I might turn to talking about a movie, and I know it is an odd pivot to talk about a movie. I encourage everyone in this chamber and those who might be playing along at home to watch this movie, because this is where we are headed. This is a race to the bottom. There is a movie that was directed by Ken Loach, and it is called Sorry We Missed You. That movie depicts a man who bought himself a van to become a delivery driver. I note that Mr Barton in his contribution talked about the Amazons of the world. This man became a delivery driver, an independent contractor.
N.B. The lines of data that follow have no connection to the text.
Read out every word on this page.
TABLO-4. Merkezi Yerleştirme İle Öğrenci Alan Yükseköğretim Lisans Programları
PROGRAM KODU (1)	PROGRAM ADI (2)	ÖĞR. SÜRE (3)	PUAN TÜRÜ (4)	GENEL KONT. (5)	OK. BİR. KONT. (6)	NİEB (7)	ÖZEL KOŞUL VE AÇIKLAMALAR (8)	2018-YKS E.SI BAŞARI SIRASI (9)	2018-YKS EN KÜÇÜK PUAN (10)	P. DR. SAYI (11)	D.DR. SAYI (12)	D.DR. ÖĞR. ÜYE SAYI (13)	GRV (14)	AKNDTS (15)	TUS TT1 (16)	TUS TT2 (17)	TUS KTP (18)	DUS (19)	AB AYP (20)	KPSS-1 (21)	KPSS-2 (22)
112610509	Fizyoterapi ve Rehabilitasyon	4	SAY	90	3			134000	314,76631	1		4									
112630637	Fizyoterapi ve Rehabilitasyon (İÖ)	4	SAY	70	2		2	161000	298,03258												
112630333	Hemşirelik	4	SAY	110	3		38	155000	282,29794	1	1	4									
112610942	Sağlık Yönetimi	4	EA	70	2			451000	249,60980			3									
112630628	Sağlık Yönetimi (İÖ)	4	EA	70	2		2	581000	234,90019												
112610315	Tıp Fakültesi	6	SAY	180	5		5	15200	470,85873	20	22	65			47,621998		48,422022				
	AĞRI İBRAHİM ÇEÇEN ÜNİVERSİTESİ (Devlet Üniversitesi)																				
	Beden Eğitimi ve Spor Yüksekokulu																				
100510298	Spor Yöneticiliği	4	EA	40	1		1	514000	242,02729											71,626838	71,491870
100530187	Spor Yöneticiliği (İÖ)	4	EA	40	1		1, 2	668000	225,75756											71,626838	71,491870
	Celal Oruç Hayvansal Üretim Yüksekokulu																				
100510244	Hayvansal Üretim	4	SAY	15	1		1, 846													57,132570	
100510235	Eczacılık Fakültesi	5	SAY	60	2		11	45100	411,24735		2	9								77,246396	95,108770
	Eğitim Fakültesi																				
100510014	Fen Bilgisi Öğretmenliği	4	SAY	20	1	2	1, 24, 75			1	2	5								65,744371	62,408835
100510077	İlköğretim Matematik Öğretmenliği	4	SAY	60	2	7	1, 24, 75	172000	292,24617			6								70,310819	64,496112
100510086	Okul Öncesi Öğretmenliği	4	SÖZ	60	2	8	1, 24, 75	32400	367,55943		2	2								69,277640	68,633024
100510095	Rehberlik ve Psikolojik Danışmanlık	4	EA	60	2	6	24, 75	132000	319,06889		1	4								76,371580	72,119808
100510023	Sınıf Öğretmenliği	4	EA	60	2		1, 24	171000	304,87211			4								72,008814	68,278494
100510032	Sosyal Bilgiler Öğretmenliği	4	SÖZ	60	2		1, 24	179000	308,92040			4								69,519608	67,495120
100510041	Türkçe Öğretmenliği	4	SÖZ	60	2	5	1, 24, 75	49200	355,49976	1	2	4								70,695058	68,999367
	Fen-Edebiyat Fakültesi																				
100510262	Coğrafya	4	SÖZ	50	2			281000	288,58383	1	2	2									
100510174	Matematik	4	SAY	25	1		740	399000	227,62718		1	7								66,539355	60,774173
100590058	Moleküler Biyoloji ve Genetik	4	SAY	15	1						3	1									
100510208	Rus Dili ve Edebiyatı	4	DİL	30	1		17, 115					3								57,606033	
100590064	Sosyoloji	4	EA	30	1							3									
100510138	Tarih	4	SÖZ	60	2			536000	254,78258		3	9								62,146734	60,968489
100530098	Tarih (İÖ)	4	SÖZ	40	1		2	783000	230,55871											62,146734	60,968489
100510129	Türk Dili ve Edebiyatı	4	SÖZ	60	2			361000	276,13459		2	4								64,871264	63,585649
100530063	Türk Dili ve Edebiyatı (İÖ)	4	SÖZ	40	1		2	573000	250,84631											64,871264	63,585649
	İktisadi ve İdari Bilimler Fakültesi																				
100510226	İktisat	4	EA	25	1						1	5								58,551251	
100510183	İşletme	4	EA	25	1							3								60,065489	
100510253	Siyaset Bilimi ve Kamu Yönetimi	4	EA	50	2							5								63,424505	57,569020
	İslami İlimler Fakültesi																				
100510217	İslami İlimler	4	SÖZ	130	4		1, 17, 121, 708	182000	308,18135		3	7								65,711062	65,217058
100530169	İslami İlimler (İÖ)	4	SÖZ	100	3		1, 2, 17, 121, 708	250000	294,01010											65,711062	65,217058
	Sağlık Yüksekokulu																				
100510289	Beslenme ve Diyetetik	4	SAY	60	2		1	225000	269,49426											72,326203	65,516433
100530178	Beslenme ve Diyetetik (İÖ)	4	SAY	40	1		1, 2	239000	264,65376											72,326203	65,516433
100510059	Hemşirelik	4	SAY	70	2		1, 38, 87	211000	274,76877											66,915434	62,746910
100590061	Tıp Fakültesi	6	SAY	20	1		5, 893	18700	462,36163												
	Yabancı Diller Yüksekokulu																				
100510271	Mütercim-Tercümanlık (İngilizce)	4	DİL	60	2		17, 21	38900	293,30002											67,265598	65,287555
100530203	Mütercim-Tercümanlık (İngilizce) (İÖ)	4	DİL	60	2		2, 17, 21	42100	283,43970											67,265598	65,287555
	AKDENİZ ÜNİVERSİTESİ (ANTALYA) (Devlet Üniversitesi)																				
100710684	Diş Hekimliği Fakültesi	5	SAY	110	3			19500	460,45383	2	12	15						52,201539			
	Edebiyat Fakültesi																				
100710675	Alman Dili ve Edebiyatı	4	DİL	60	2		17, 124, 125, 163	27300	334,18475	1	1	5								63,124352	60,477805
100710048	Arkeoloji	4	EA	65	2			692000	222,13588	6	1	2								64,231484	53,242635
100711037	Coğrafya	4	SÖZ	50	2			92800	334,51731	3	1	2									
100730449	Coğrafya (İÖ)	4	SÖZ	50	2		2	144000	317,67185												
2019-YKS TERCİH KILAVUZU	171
His wife was working as a personal care assistant. She sold her car, which she used for her business, so that he could buy a van and become an independent contractor. What the movie depicts is the standard of living for that family becoming incredibly strained. The driver worked so many hours he fell asleep at the wheel and had an accident. He then had no money to repair and replace his van. What was placed upon him as an independent contractor was an incredible burden—that he had to deliver so many parcels per hour. It was physically and humanly impossible to do.
It is appalling. We are in a race to the bottom; there is no doubt about that. So when we talk about markets, it is offensive to hear the contribution made by Mr Quilty when workers are having the ability to equalise the power imbalance taken away from them with the decisions that have been delivered in Jamsek, not having the ability to join their union and have their union bargain for them at the bargaining table. These are very real problems. Workers do not have the ability to equalise that bargaining imbalance, the power imbalance. I understand why Mr Barton is bringing this motion for all the reasons I just spoke about. I encourage everyone in this chamber and everyone who might be watching along at home to go and watch that movie, because it is terrible to think that this is exactly where we are headed.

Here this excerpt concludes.